Sempre visto como um setor delicado, a recuperação da aviação comercial no país deve demorar bastante. Isso porque a retomada está diretamente ligada à flexibilização do isolamento social e da retirada das restrições de deslocamento dos indivíduos. Mas, mesmo depois disso, nada garante que as pessoas não vão continuar evitando a opção coletiva de transporte por mais tempo ou mesmo evitando viagens para diversos lugares do Brasil e do mundo com diferentes estágios de contaminação.

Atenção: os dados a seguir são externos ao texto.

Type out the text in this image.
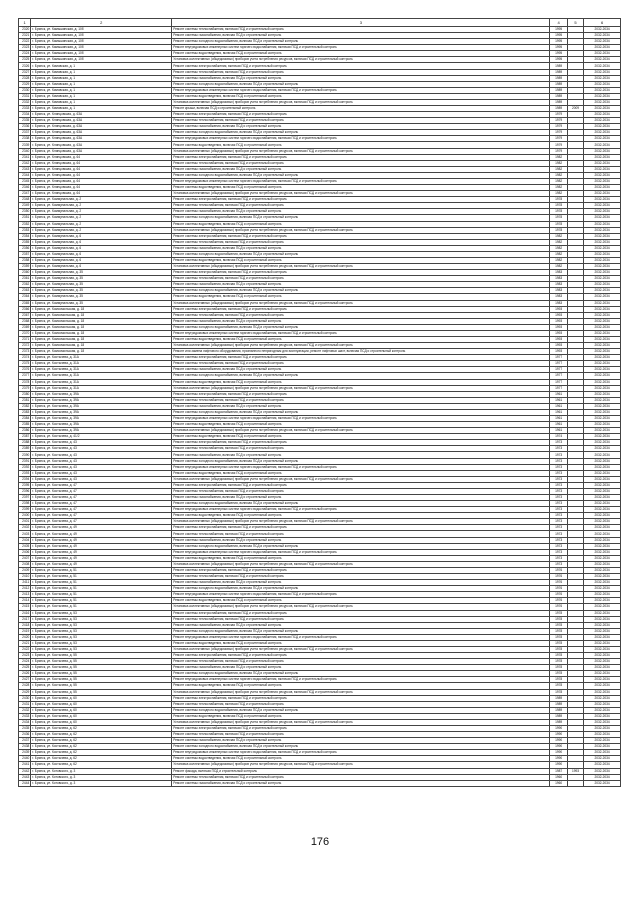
1	2	3	4	5	6
2320	г. Брянск, ул. Камышинская, д. 10б	Ремонт системы теплоснабжения, включая ПСД и строительный контроль	1995		2032-2034
2321	г. Брянск, ул. Камышинская, д. 10б	Ремонт системы газоснабжения, включая ПСД и строительный контроль	1995		2032-2034
2322	г. Брянск, ул. Камышинская, д. 10б	Ремонт системы холодного водоснабжения, включая ПСД и строительный контроль	1995		2032-2034
2323	г. Брянск, ул. Камышинская, д. 10б	Ремонт внутридомовых инженерных систем горячего водоснабжения, включая ПСД и строительный контроль	1995		2032-2034
2324	г. Брянск, ул. Камышинская, д. 10б	Ремонт системы водоотведения, включая ПСД и строительный контроль	1995		2032-2034
2325	г. Брянск, ул. Камышинская, д. 10б	Установка коллективных (общедомовых) приборов учета потребления ресурсов, включая ПСД и строительный контроль	1995		2032-2034
2326	г. Брянск, ул. Кимовская, д. 1	Ремонт системы электроснабжения, включая ПСД и строительный контроль	1989		2032-2034
2327	г. Брянск, ул. Кимовская, д. 1	Ремонт системы теплоснабжения, включая ПСД и строительный контроль	1989		2032-2034
2328	г. Брянск, ул. Кимовская, д. 1	Ремонт системы газоснабжения, включая ПСД и строительный контроль	1989		2032-2034
2329	г. Брянск, ул. Кимовская, д. 1	Ремонт системы холодного водоснабжения, включая ПСД и строительный контроль	1989		2032-2034
2330	г. Брянск, ул. Кимовская, д. 1	Ремонт внутридомовых инженерных систем горячего водоснабжения, включая ПСД и строительный контроль	1989		2032-2034
2331	г. Брянск, ул. Кимовская, д. 1	Ремонт системы водоотведения, включая ПСД и строительный контроль	1989		2032-2034
2332	г. Брянск, ул. Кимовская, д. 1	Установка коллективных (общедомовых) приборов учета потребления ресурсов, включая ПСД и строительный контроль	1989		2032-2034
2333	г. Брянск, ул. Кимовская, д. 1	Ремонт крыши, включая ПСД и строительный контроль	1989	2009	2032-2034
2334	г. Брянск, ул. Клинцовская, д. 63А	Ремонт системы электроснабжения, включая ПСД и строительный контроль	1979		2032-2034
2335	г. Брянск, ул. Клинцовская, д. 63А	Ремонт системы теплоснабжения, включая ПСД и строительный контроль	1979		2032-2034
2336	г. Брянск, ул. Клинцовская, д. 63А	Ремонт системы газоснабжения, включая ПСД и строительный контроль	1979		2032-2034
2337	г. Брянск, ул. Клинцовская, д. 63А	Ремонт системы холодного водоснабжения, включая ПСД и строительный контроль	1979		2032-2034
2338	г. Брянск, ул. Клинцовская, д. 63А	Ремонт внутридомовых инженерных систем горячего водоснабжения, включая ПСД и строительный контроль	1979		2032-2034
2339	г. Брянск, ул. Клинцовская, д. 63А	Ремонт системы водоотведения, включая ПСД и строительный контроль	1979		2032-2034
2340	г. Брянск, ул. Клинцовская, д. 63А	Установка коллективных (общедомовых) приборов учета потребления ресурсов, включая ПСД и строительный контроль	1979		2032-2034
2341	г. Брянск, ул. Клинцовская, д. 64	Ремонт системы электроснабжения, включая ПСД и строительный контроль	1982		2032-2034
2342	г. Брянск, ул. Клинцовская, д. 64	Ремонт системы теплоснабжения, включая ПСД и строительный контроль	1982		2032-2034
2343	г. Брянск, ул. Клинцовская, д. 64	Ремонт системы газоснабжения, включая ПСД и строительный контроль	1982		2032-2034
2344	г. Брянск, ул. Клинцовская, д. 64	Ремонт системы холодного водоснабжения, включая ПСД и строительный контроль	1982		2032-2034
2345	г. Брянск, ул. Клинцовская, д. 64	Ремонт внутридомовых инженерных систем горячего водоснабжения, включая ПСД и строительный контроль	1982		2032-2034
2346	г. Брянск, ул. Клинцовская, д. 64	Ремонт системы водоотведения, включая ПСД и строительный контроль	1982		2032-2034
2347	г. Брянск, ул. Клинцовская, д. 64	Установка коллективных (общедомовых) приборов учета потребления ресурсов, включая ПСД и строительный контроль	1982		2032-2034
2348	г. Брянск, ул. Коммунальная, д. 2	Ремонт системы электроснабжения, включая ПСД и строительный контроль	1978		2032-2034
2349	г. Брянск, ул. Коммунальная, д. 2	Ремонт системы теплоснабжения, включая ПСД и строительный контроль	1978		2032-2034
2350	г. Брянск, ул. Коммунальная, д. 2	Ремонт системы газоснабжения, включая ПСД и строительный контроль	1978		2032-2034
2351	г. Брянск, ул. Коммунальная, д. 2	Ремонт системы холодного водоснабжения, включая ПСД и строительный контроль	1978		2032-2034
2352	г. Брянск, ул. Коммунальная, д. 2	Ремонт системы водоотведения, включая ПСД и строительный контроль	1978		2032-2034
2353	г. Брянск, ул. Коммунальная, д. 2	Установка коллективных (общедомовых) приборов учета потребления ресурсов, включая ПСД и строительный контроль	1978		2032-2034
2354	г. Брянск, ул. Коммунальная, д. 6	Ремонт системы электроснабжения, включая ПСД и строительный контроль	1982		2032-2034
2355	г. Брянск, ул. Коммунальная, д. 6	Ремонт системы теплоснабжения, включая ПСД и строительный контроль	1982		2032-2034
2356	г. Брянск, ул. Коммунальная, д. 6	Ремонт системы газоснабжения, включая ПСД и строительный контроль	1982		2032-2034
2357	г. Брянск, ул. Коммунальная, д. 6	Ремонт системы холодного водоснабжения, включая ПСД и строительный контроль	1982		2032-2034
2358	г. Брянск, ул. Коммунальная, д. 6	Ремонт системы водоотведения, включая ПСД и строительный контроль	1982		2032-2034
2359	г. Брянск, ул. Коммунальная, д. 6	Установка коллективных (общедомовых) приборов учета потребления ресурсов, включая ПСД и строительный контроль	1982		2032-2034
2360	г. Брянск, ул. Коммунальная, д. 35	Ремонт системы электроснабжения, включая ПСД и строительный контроль	1983		2032-2034
2361	г. Брянск, ул. Коммунальная, д. 35	Ремонт системы теплоснабжения, включая ПСД и строительный контроль	1983		2032-2034
2362	г. Брянск, ул. Коммунальная, д. 35	Ремонт системы газоснабжения, включая ПСД и строительный контроль	1983		2032-2034
2363	г. Брянск, ул. Коммунальная, д. 35	Ремонт системы холодного водоснабжения, включая ПСД и строительный контроль	1983		2032-2034
2364	г. Брянск, ул. Коммунальная, д. 35	Ремонт системы водоотведения, включая ПСД и строительный контроль	1983		2032-2034
2365	г. Брянск, ул. Коммунальная, д. 35	Установка коллективных (общедомовых) приборов учета потребления ресурсов, включая ПСД и строительный контроль	1983		2032-2034
2366	г. Брянск, ул. Комсомольская, д. 18	Ремонт системы электроснабжения, включая ПСД и строительный контроль	1993		2032-2034
2367	г. Брянск, ул. Комсомольская, д. 18	Ремонт системы теплоснабжения, включая ПСД и строительный контроль	1993		2032-2034
2368	г. Брянск, ул. Комсомольская, д. 18	Ремонт системы газоснабжения, включая ПСД и строительный контроль	1993		2032-2034
2369	г. Брянск, ул. Комсомольская, д. 18	Ремонт системы холодного водоснабжения, включая ПСД и строительный контроль	1993		2032-2034
2370	г. Брянск, ул. Комсомольская, д. 18	Ремонт внутридомовых инженерных систем горячего водоснабжения, включая ПСД и строительный контроль	1993		2032-2034
2371	г. Брянск, ул. Комсомольская, д. 18	Ремонт системы водоотведения, включая ПСД и строительный контроль	1993		2032-2034
2372	г. Брянск, ул. Комсомольская, д. 18	Установка коллективных (общедомовых) приборов учета потребления ресурсов, включая ПСД и строительный контроль	1993		2032-2034
2373	г. Брянск, ул. Комсомольская, д. 18	Ремонт или замена лифтового оборудования, признанного непригодным для эксплуатации, ремонт лифтовых шахт, включая ПСД и строительный контроль	1993		2032-2034
2374	г. Брянск, ул. Костычева, д. 31А	Ремонт системы электроснабжения, включая ПСД и строительный контроль	1977		2032-2034
2375	г. Брянск, ул. Костычева, д. 31А	Ремонт системы теплоснабжения, включая ПСД и строительный контроль	1977		2032-2034
2376	г. Брянск, ул. Костычева, д. 31А	Ремонт системы газоснабжения, включая ПСД и строительный контроль	1977		2032-2034
2377	г. Брянск, ул. Костычева, д. 31А	Ремонт системы холодного водоснабжения, включая ПСД и строительный контроль	1977		2032-2034
2378	г. Брянск, ул. Костычева, д. 31А	Ремонт системы водоотведения, включая ПСД и строительный контроль	1977		2032-2034
2379	г. Брянск, ул. Костычева, д. 31А	Установка коллективных (общедомовых) приборов учета потребления ресурсов, включая ПСД и строительный контроль	1977		2032-2034
2380	г. Брянск, ул. Костычева, д. 39А	Ремонт системы электроснабжения, включая ПСД и строительный контроль	1961		2032-2034
2381	г. Брянск, ул. Костычева, д. 39А	Ремонт системы теплоснабжения, включая ПСД и строительный контроль	1961		2032-2034
2382	г. Брянск, ул. Костычева, д. 39А	Ремонт системы газоснабжения, включая ПСД и строительный контроль	1961		2032-2034
2383	г. Брянск, ул. Костычева, д. 39А	Ремонт системы холодного водоснабжения, включая ПСД и строительный контроль	1961		2032-2034
2384	г. Брянск, ул. Костычева, д. 39А	Ремонт внутридомовых инженерных систем горячего водоснабжения, включая ПСД и строительный контроль	1961		2032-2034
2385	г. Брянск, ул. Костычева, д. 39А	Ремонт системы водоотведения, включая ПСД и строительный контроль	1961		2032-2034
2386	г. Брянск, ул. Костычева, д. 39А	Установка коллективных (общедомовых) приборов учета потребления ресурсов, включая ПСД и строительный контроль	1961		2032-2034
2387	г. Брянск, ул. Костычева, д. 41/2	Ремонт системы водоотведения, включая ПСД и строительный контроль	1974		2032-2034
2388	г. Брянск, ул. Костычева, д. 43	Ремонт системы электроснабжения, включая ПСД и строительный контроль	1973		2032-2034
2389	г. Брянск, ул. Костычева, д. 43	Ремонт системы теплоснабжения, включая ПСД и строительный контроль	1973		2032-2034
2390	г. Брянск, ул. Костычева, д. 43	Ремонт системы газоснабжения, включая ПСД и строительный контроль	1973		2032-2034
2391	г. Брянск, ул. Костычева, д. 43	Ремонт системы холодного водоснабжения, включая ПСД и строительный контроль	1973		2032-2034
2392	г. Брянск, ул. Костычева, д. 43	Ремонт внутридомовых инженерных систем горячего водоснабжения, включая ПСД и строительный контроль	1973		2032-2034
2393	г. Брянск, ул. Костычева, д. 43	Ремонт системы водоотведения, включая ПСД и строительный контроль	1973		2032-2034
2394	г. Брянск, ул. Костычева, д. 43	Установка коллективных (общедомовых) приборов учета потребления ресурсов, включая ПСД и строительный контроль	1973		2032-2034
2395	г. Брянск, ул. Костычева, д. 47	Ремонт системы электроснабжения, включая ПСД и строительный контроль	1973		2032-2034
2396	г. Брянск, ул. Костычева, д. 47	Ремонт системы теплоснабжения, включая ПСД и строительный контроль	1973		2032-2034
2397	г. Брянск, ул. Костычева, д. 47	Ремонт системы газоснабжения, включая ПСД и строительный контроль	1973		2032-2034
2398	г. Брянск, ул. Костычева, д. 47	Ремонт системы холодного водоснабжения, включая ПСД и строительный контроль	1973		2032-2034
2399	г. Брянск, ул. Костычева, д. 47	Ремонт внутридомовых инженерных систем горячего водоснабжения, включая ПСД и строительный контроль	1973		2032-2034
2400	г. Брянск, ул. Костычева, д. 47	Ремонт системы водоотведения, включая ПСД и строительный контроль	1973		2032-2034
2401	г. Брянск, ул. Костычева, д. 47	Установка коллективных (общедомовых) приборов учета потребления ресурсов, включая ПСД и строительный контроль	1973		2032-2034
2402	г. Брянск, ул. Костычева, д. 49	Ремонт системы электроснабжения, включая ПСД и строительный контроль	1973		2032-2034
2403	г. Брянск, ул. Костычева, д. 49	Ремонт системы теплоснабжения, включая ПСД и строительный контроль	1973		2032-2034
2404	г. Брянск, ул. Костычева, д. 49	Ремонт системы газоснабжения, включая ПСД и строительный контроль	1973		2032-2034
2405	г. Брянск, ул. Костычева, д. 49	Ремонт системы холодного водоснабжения, включая ПСД и строительный контроль	1973		2032-2034
2406	г. Брянск, ул. Костычева, д. 49	Ремонт внутридомовых инженерных систем горячего водоснабжения, включая ПСД и строительный контроль	1973		2032-2034
2407	г. Брянск, ул. Костычева, д. 49	Ремонт системы водоотведения, включая ПСД и строительный контроль	1973		2032-2034
2408	г. Брянск, ул. Костычева, д. 49	Установка коллективных (общедомовых) приборов учета потребления ресурсов, включая ПСД и строительный контроль	1973		2032-2034
2409	г. Брянск, ул. Костычева, д. 51	Ремонт системы электроснабжения, включая ПСД и строительный контроль	1976		2032-2034
2410	г. Брянск, ул. Костычева, д. 51	Ремонт системы теплоснабжения, включая ПСД и строительный контроль	1976		2032-2034
2411	г. Брянск, ул. Костычева, д. 51	Ремонт системы газоснабжения, включая ПСД и строительный контроль	1976		2032-2034
2412	г. Брянск, ул. Костычева, д. 51	Ремонт системы холодного водоснабжения, включая ПСД и строительный контроль	1976		2032-2034
2413	г. Брянск, ул. Костычева, д. 51	Ремонт внутридомовых инженерных систем горячего водоснабжения, включая ПСД и строительный контроль	1976		2032-2034
2414	г. Брянск, ул. Костычева, д. 51	Ремонт системы водоотведения, включая ПСД и строительный контроль	1976		2032-2034
2415	г. Брянск, ул. Костычева, д. 51	Установка коллективных (общедомовых) приборов учета потребления ресурсов, включая ПСД и строительный контроль	1976		2032-2034
2416	г. Брянск, ул. Костычева, д. 53	Ремонт системы электроснабжения, включая ПСД и строительный контроль	1978		2032-2034
2417	г. Брянск, ул. Костычева, д. 53	Ремонт системы теплоснабжения, включая ПСД и строительный контроль	1978		2032-2034
2418	г. Брянск, ул. Костычева, д. 53	Ремонт системы газоснабжения, включая ПСД и строительный контроль	1978		2032-2034
2419	г. Брянск, ул. Костычева, д. 53	Ремонт системы холодного водоснабжения, включая ПСД и строительный контроль	1978		2032-2034
2420	г. Брянск, ул. Костычева, д. 53	Ремонт внутридомовых инженерных систем горячего водоснабжения, включая ПСД и строительный контроль	1978		2032-2034
2421	г. Брянск, ул. Костычева, д. 53	Ремонт системы водоотведения, включая ПСД и строительный контроль	1978		2032-2034
2422	г. Брянск, ул. Костычева, д. 53	Установка коллективных (общедомовых) приборов учета потребления ресурсов, включая ПСД и строительный контроль	1978		2032-2034
2423	г. Брянск, ул. Костычева, д. 55	Ремонт системы электроснабжения, включая ПСД и строительный контроль	1978		2032-2034
2424	г. Брянск, ул. Костычева, д. 55	Ремонт системы теплоснабжения, включая ПСД и строительный контроль	1978		2032-2034
2425	г. Брянск, ул. Костычева, д. 55	Ремонт системы газоснабжения, включая ПСД и строительный контроль	1978		2032-2034
2426	г. Брянск, ул. Костычева, д. 55	Ремонт системы холодного водоснабжения, включая ПСД и строительный контроль	1978		2032-2034
2427	г. Брянск, ул. Костычева, д. 55	Ремонт внутридомовых инженерных систем горячего водоснабжения, включая ПСД и строительный контроль	1978		2032-2034
2428	г. Брянск, ул. Костычева, д. 55	Ремонт системы водоотведения, включая ПСД и строительный контроль	1978		2032-2034
2429	г. Брянск, ул. Костычева, д. 55	Установка коллективных (общедомовых) приборов учета потребления ресурсов, включая ПСД и строительный контроль	1978		2032-2034
2430	г. Брянск, ул. Костычева, д. 60	Ремонт системы электроснабжения, включая ПСД и строительный контроль	1989		2032-2034
2431	г. Брянск, ул. Костычева, д. 60	Ремонт системы теплоснабжения, включая ПСД и строительный контроль	1989		2032-2034
2432	г. Брянск, ул. Костычева, д. 60	Ремонт системы холодного водоснабжения, включая ПСД и строительный контроль	1989		2032-2034
2433	г. Брянск, ул. Костычева, д. 60	Ремонт системы водоотведения, включая ПСД и строительный контроль	1989		2032-2034
2434	г. Брянск, ул. Костычева, д. 60	Установка коллективных (общедомовых) приборов учета потребления ресурсов, включая ПСД и строительный контроль	1989		2032-2034
2435	г. Брянск, ул. Костычева, д. 62	Ремонт системы электроснабжения, включая ПСД и строительный контроль	1990		2032-2034
2436	г. Брянск, ул. Костычева, д. 62	Ремонт системы теплоснабжения, включая ПСД и строительный контроль	1990		2032-2034
2437	г. Брянск, ул. Костычева, д. 62	Ремонт системы газоснабжения, включая ПСД и строительный контроль	1990		2032-2034
2438	г. Брянск, ул. Костычева, д. 62	Ремонт системы холодного водоснабжения, включая ПСД и строительный контроль	1990		2032-2034
2439	г. Брянск, ул. Костычева, д. 62	Ремонт внутридомовых инженерных систем горячего водоснабжения, включая ПСД и строительный контроль	1990		2032-2034
2440	г. Брянск, ул. Костычева, д. 62	Ремонт системы водоотведения, включая ПСД и строительный контроль	1990		2032-2034
2441	г. Брянск, ул. Костычева, д. 62	Установка коллективных (общедомовых) приборов учета потребления ресурсов, включая ПСД и строительный контроль	1990		2032-2034
2442	г. Брянск, ул. Котовского, д. 3	Ремонт фасада, включая ПСД и строительный контроль	1987	1993	2032-2034
2443	г. Брянск, ул. Котовского, д. 3	Ремонт системы теплоснабжения, включая ПСД и строительный контроль	1960		2032-2034
2444	г. Брянск, ул. Котовского, д. 3	Ремонт системы газоснабжения, включая ПСД и строительный контроль	1960		2032-2034
176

Diante desse cenário turbulento, o pacote de socorro de R$ 10 bilhões anunciado pelo BNDES torna-se fundamental para a sobrevivência das companhias, mas também tem gerado preocupação sobre os termos. Isso porque o crédito anunciado será dado por meio de debêntures emitidas pelas três grandes (Gol, Latam e Azul) e subscritas pelo banco estatal com as ações das companhias como garantia. Neste modelo, o governo acaba por ter uma boa fatia de cada empresa, o que abriria espaço para um socorro final via estatização, o que também não é nada bem visto pelo mercado.
Já a Embraer, por sua vez, apesar de poder atender a vários mercados internacionais, não vai encontrar situação muito diferente em outros países e terá de promover uma grande readequação interna para se ajustar ao seu novo plano de voo.